The beings we can see, moreover, are just the tip of the iceberg. Like the cultures around the world that traditionally believe in invisible beings such as angels, gods, demons, and ghosts, Buddhists also believe in numerous classes of invisible beings. Many of these beings exist in our midst, in the very place where we now sit and breathe. The only reason we don't see one another and don't interfere in one another's lives is that we lack the common causal (karmic) connections that would produce mutual perception.
Yet among this vast and wondrous array of visible and invisible life, human beings possess the greatest potential for realizing enlightenment, as we have the intellectual capacity, incentive, and stamina to seek a spiritual path and stick with it. Consider animals and hell-beings, to take two examples. These beings endure such fear, pain, and dullness that they lack the strength to gather even a trace of the qualities of enlightenment. Now take beings like the long-lived gods, who might seem to be luckier than we are, what with their beautiful light-bodies and access to all sorts of delights. The truth, however, is that the gods-unlike human beings, who taste both happiness and suffering and therefore have the incentive and the ability to seek enlightenment-are too rapt in their sensual pleasures and lack any experience of pain that might spur them to do spiritual work.
Yet even among human beings, if we look closely, we see that there are actually very few who have the disposition and are likely to seize the opportunity to work toward enlightenment, Many people today don't believe in the spiritual. Many have no inkling of their mind's potential. This is so even among some educated people. An intellectual once told me, "Mind is just a fungus on the brain."

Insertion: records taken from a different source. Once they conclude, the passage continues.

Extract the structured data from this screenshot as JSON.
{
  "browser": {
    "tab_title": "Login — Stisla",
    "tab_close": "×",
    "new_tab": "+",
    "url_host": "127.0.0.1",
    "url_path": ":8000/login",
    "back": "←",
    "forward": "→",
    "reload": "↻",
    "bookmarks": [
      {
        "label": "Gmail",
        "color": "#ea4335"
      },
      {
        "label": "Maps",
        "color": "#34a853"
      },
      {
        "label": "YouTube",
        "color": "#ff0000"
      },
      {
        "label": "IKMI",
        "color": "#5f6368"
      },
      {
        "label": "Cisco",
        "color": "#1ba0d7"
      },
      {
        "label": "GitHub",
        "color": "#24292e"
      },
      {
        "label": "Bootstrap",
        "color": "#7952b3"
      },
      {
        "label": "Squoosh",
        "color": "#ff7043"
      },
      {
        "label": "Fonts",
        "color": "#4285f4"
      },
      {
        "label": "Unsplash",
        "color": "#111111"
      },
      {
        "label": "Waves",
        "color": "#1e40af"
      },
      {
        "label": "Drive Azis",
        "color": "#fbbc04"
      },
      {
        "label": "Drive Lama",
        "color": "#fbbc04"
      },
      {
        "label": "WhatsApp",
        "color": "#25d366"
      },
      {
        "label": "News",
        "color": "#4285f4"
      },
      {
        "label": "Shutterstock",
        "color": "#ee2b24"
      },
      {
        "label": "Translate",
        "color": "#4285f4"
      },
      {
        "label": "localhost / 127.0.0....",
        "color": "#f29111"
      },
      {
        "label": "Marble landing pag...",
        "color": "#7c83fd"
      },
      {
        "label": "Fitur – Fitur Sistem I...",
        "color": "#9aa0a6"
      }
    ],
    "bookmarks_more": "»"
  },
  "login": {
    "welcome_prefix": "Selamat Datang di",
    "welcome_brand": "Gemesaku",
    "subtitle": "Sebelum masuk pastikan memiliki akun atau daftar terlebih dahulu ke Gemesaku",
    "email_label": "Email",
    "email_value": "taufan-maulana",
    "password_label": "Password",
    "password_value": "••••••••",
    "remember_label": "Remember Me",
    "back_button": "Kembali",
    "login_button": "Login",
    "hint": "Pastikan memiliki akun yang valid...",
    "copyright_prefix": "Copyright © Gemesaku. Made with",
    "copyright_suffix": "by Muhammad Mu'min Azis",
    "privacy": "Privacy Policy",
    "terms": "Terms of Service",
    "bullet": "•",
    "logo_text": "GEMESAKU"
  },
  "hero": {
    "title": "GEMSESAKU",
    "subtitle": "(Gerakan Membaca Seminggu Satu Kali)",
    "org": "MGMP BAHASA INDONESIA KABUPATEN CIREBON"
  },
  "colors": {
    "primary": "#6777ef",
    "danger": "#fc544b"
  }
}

Some people are too submerged in the struggle against poverty or illness or to caught up in addiction to indulgences and excitements to give time to spiritual development. Others pour every ounce of their energy into achieving material success and fame. And still other people, who might have some spiritual inclination, never get on track because they fall in with the wrong crowd and pick up the wrong values. So when we boil it all down, only a tiny percentage of human beings have a realistic chance of taking advantage of the opportunity for spiritual growth.